In large-scale societies, neighborliness may seem complicated. After all, research suggests humans struggle to maintain more than a few hundred social relationships. Beyond that point, we need institutions such as a social security system to guide cooperation, enabling positive outcomes for as many people as possible. Essentially, people outsource neighborliness to the state.
But a touch more person-to-person neighborliness might help reduce unfair health disparities. Beyond patching holes in the social safety net, neighborliness can reveal ways to weave new, stronger safety nets. Sharing knowledge, experiences, and material goods can help our neighbors secure meaningful work, nutritious food, and adequate shelter. Biologically, neighborliness has been shown to alleviate chronic stress—a disease-causer that hits marginalized groups and people in vulnerable situations the hardest.
To be clear, this is not an argument to get rid of state welfare systems and instead rely on the kindness of strangers. Many populations are too large and their inequalities too entrenched. Larger welfare states, like those found in the Nordic countries, weaken the link between inequalities of health and economics.
It won’t be easy to create neighborliness at scale. Too many communities have been minoritized for so long, lack the resources to meet their essential needs, and face ongoing discrimination. All of this erodes the trust needed to look out for one another.

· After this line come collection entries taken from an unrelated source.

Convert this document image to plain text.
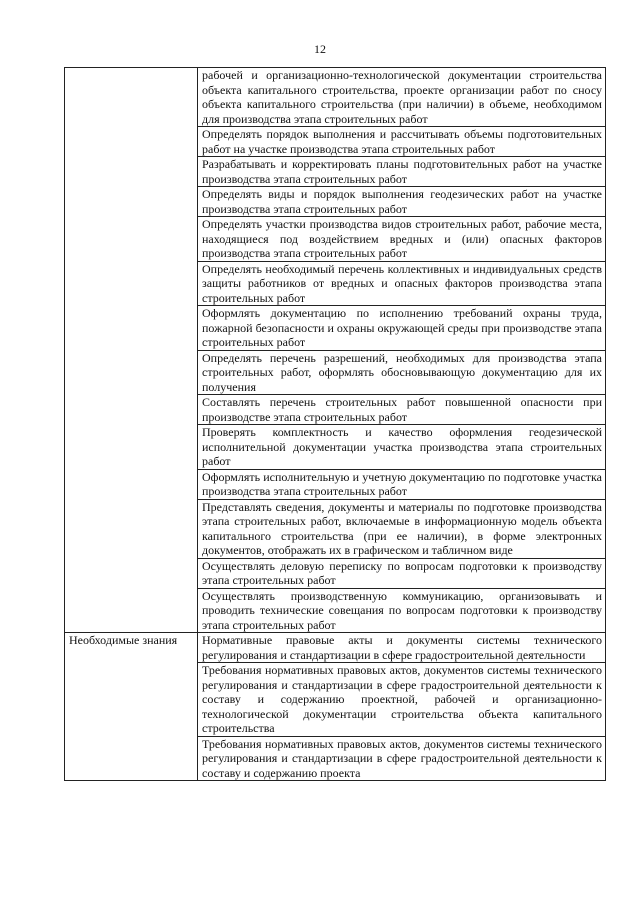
12
	рабочей и организационно-технологической документации строительства объекта капитального строительства, проекте организации работ по сносу объекта капитального строительства (при наличии) в объеме, необходимом для производства этапа строительных работ
	Определять порядок выполнения и рассчитывать объемы подготовительных работ на участке производства этапа строительных работ
	Разрабатывать и корректировать планы подготовительных работ на участке производства этапа строительных работ
	Определять виды и порядок выполнения геодезических работ на участке производства этапа строительных работ
	Определять участки производства видов строительных работ, рабочие места, находящиеся под воздействием вредных и (или) опасных факторов производства этапа строительных работ
	Определять необходимый перечень коллективных и индивидуальных средств защиты работников от вредных и опасных факторов производства этапа строительных работ
	Оформлять документацию по исполнению требований охраны труда, пожарной безопасности и охраны окружающей среды при производстве этапа строительных работ
	Определять перечень разрешений, необходимых для производства этапа строительных работ, оформлять обосновывающую документацию для их получения
	Составлять перечень строительных работ повышенной опасности при производстве этапа строительных работ
	Проверять комплектность и качество оформления геодезической исполнительной документации участка производства этапа строительных работ
	Оформлять исполнительную и учетную документацию по подготовке участка производства этапа строительных работ
	Представлять сведения, документы и материалы по подготовке производства этапа строительных работ, включаемые в информационную модель объекта капитального строительства (при ее наличии), в форме электронных документов, отображать их в графическом и табличном виде
	Осуществлять деловую переписку по вопросам подготовки к производству этапа строительных работ
	Осуществлять производственную коммуникацию, организовывать и проводить технические совещания по вопросам подготовки к производству этапа строительных работ
Необходимые знания	Нормативные правовые акты и документы системы технического регулирования и стандартизации в сфере градостроительной деятельности
	Требования нормативных правовых актов, документов системы технического регулирования и стандартизации в сфере градостроительной деятельности к составу и содержанию проектной, рабочей и организационно-технологической документации строительства объекта капитального строительства
	Требования нормативных правовых актов, документов системы технического регулирования и стандартизации в сфере градостроительной деятельности к составу и содержанию проекта
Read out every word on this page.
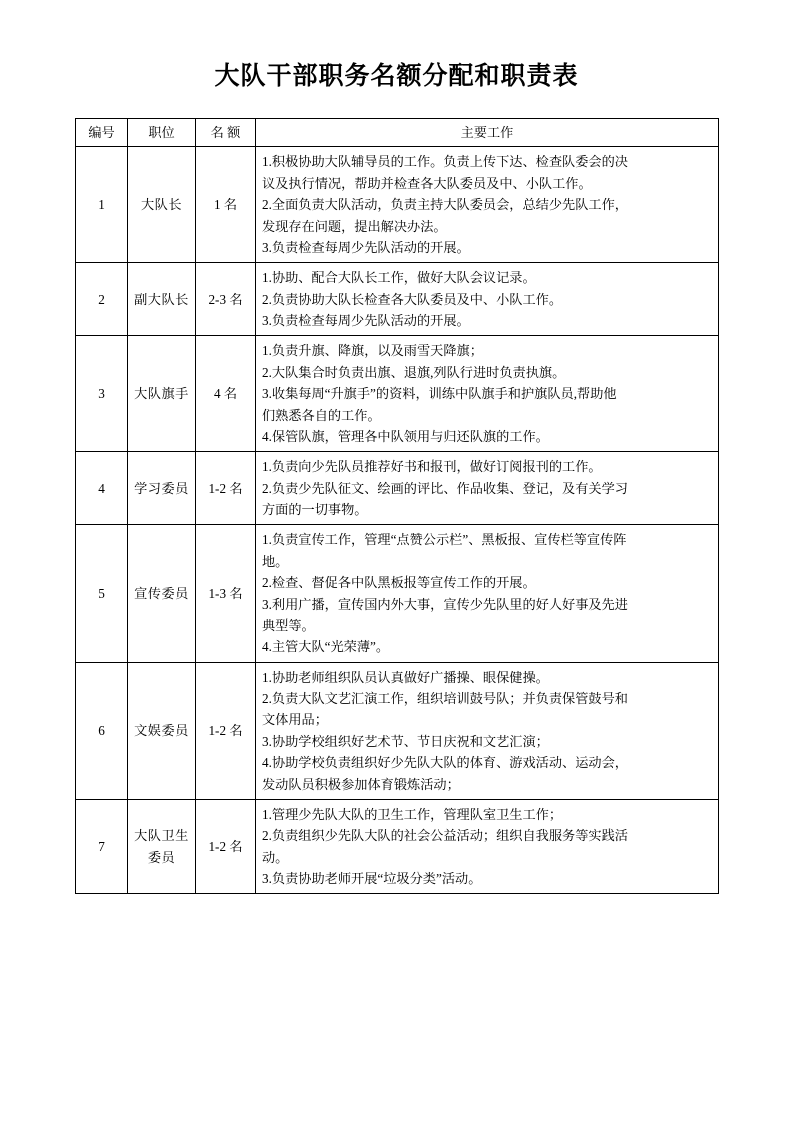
大队干部职务名额分配和职责表
编号	职位	名 额	主要工作
1	大队长	1 名	1.积极协助大队辅导员的工作。负责上传下达、检查队委会的决

议及执行情况，帮助并检查各大队委员及中、小队工作。

2.全面负责大队活动，负责主持大队委员会，总结少先队工作，

发现存在问题，提出解决办法。

3.负责检查每周少先队活动的开展。

2	副大队长	2-3 名	1.协助、配合大队长工作，做好大队会议记录。

2.负责协助大队长检查各大队委员及中、小队工作。

3.负责检查每周少先队活动的开展。

3	大队旗手	4 名	1.负责升旗、降旗，以及雨雪天降旗；

2.大队集合时负责出旗、退旗,列队行进时负责执旗。

3.收集每周“升旗手”的资料，训练中队旗手和护旗队员,帮助他

们熟悉各自的工作。

4.保管队旗，管理各中队领用与归还队旗的工作。

4	学习委员	1-2 名	1.负责向少先队员推荐好书和报刊，做好订阅报刊的工作。

2.负责少先队征文、绘画的评比、作品收集、登记，及有关学习

方面的一切事物。

5	宣传委员	1-3 名	

1.负责宣传工作，管理“点赞公示栏”、黑板报、宣传栏等宣传阵

地。

2.检查、督促各中队黑板报等宣传工作的开展。

3.利用广播，宣传国内外大事，宣传少先队里的好人好事及先进

典型等。

4.主管大队“光荣薄”。

6	文娱委员	1-2 名	

1.协助老师组织队员认真做好广播操、眼保健操。

2.负责大队文艺汇演工作，组织培训鼓号队；并负责保管鼓号和

文体用品；

3.协助学校组织好艺术节、节日庆祝和文艺汇演；

4.协助学校负责组织好少先队大队的体育、游戏活动、运动会，

发动队员积极参加体育锻炼活动；

7	大队卫生委员	1-2 名	1.管理少先队大队的卫生工作，管理队室卫生工作；

2.负责组织少先队大队的社会公益活动；组织自我服务等实践活

动。

3.负责协助老师开展“垃圾分类”活动。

There will be no one-size-fits-all answer; trust looks different around the world and is shaped by social norms and expectations. But some places are already providing models of what neighborliness and meaningful inclusion could look like at various scales—from the national down to the hyper-local.

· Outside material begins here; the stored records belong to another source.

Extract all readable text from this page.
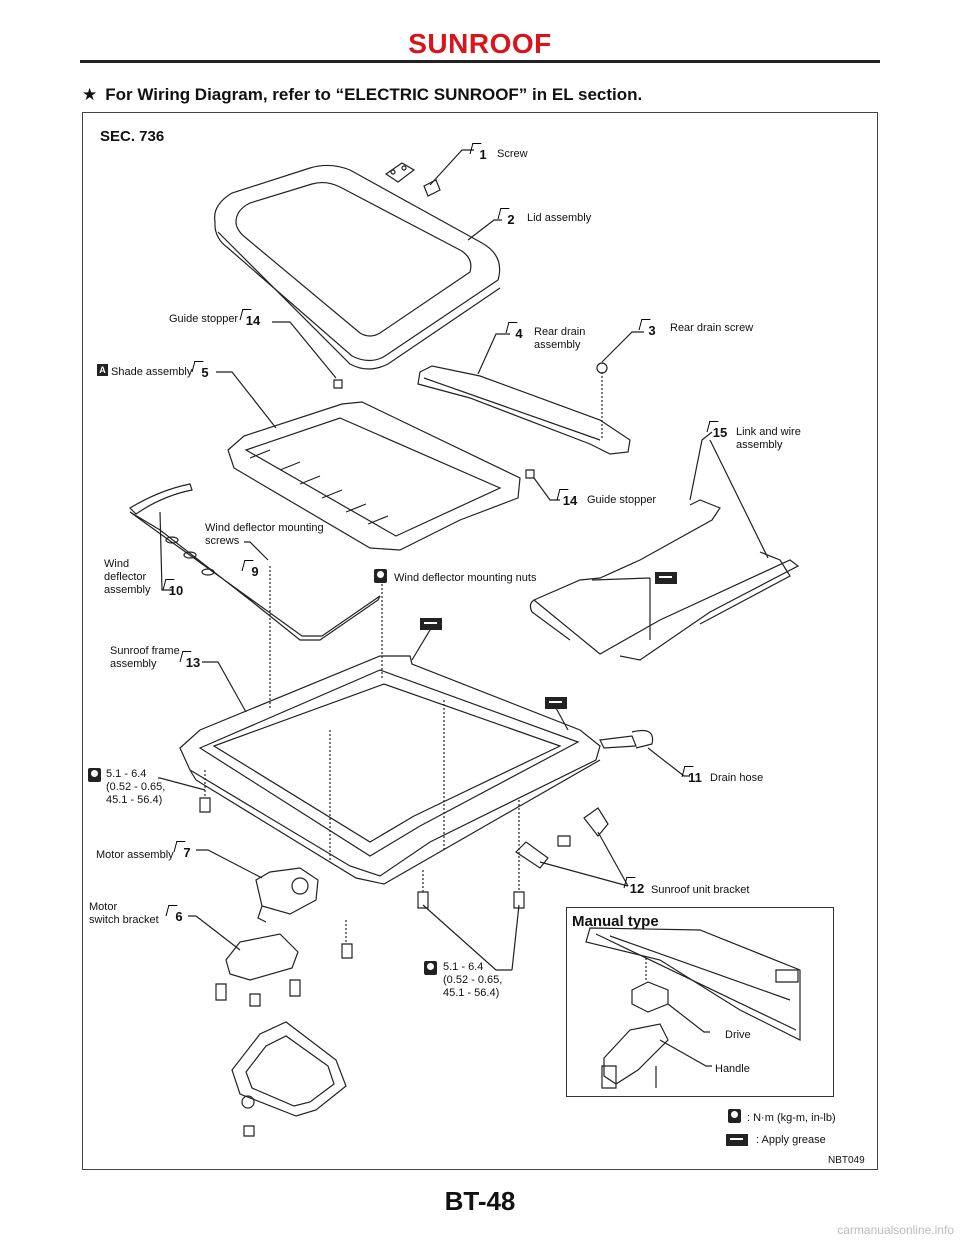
SUNROOF
★ For Wiring Diagram, refer to “ELECTRIC SUNROOF” in EL section.
SEC. 736
1 Screw
2	Lid assembly
Guide stopper 14
4	Rear drain
assembly
3	Rear drain screw
A Shade assembly 5
15 Link and wire
assembly
14 Guide stopper
Wind deflector mounting
screws
9	Wind deflector mounting nuts
Wind
deflector
assembly 10
Sunroof frame
assembly	13
11 Drain hose
5.1 - 6.4
(0.52 - 0.65,
45.1 - 56.4)
Motor assembly 7
12 Sunroof unit bracket
Motor
switch bracket	6
5.1 - 6.4
(0.52 - 0.65,
45.1 - 56.4)
Manual type
Drive
Handle
: N·m (kg-m, in-lb)
: Apply grease
NBT049
BT-48
carmanualsonline.info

Movements like citizens’ assemblies have shown the power of inclusive, deliberative approaches to public policy decisions. In the Republic of Ireland, the Oireachtas (parliament) has set up several citizens’ assemblies over the past decade. Composed of members who reflect the wider population, these assemblies offer recommendations on sometimes controversial policy questions including abortion and same-sex marriage. For these two matters, integral to public health, the assemblies’ recommendations ultimately led the country to legalize both.
As another example, the city of Helsinki in Finland involved thousands of citizens in the design of its public library. But this is no ordinary library: Oodi acts as a community hub for millions of visitors a year, offering a warm and welcoming space to build connection and, in the words of its director, “break social bubbles.”
And on a smaller scale, a single street in suburban Western Australia transformed itself into a sustainable and inclusive community. On this street, residents do more than occupy the same space. They build things, share skills, grow and eat food together, and look out for vulnerable neighbors. Some residents literally pulled down the fences dividing them—creating a safe and healthy place to thrive.
Being kinder to one another and more willing to share may sound like glib solutions to the thorny issue of deep and persistent inequality. But as numerous communities and societies have already shown, kindness and sharing do help—whether we live on a Palanan beach or in a Palo Alto apartment.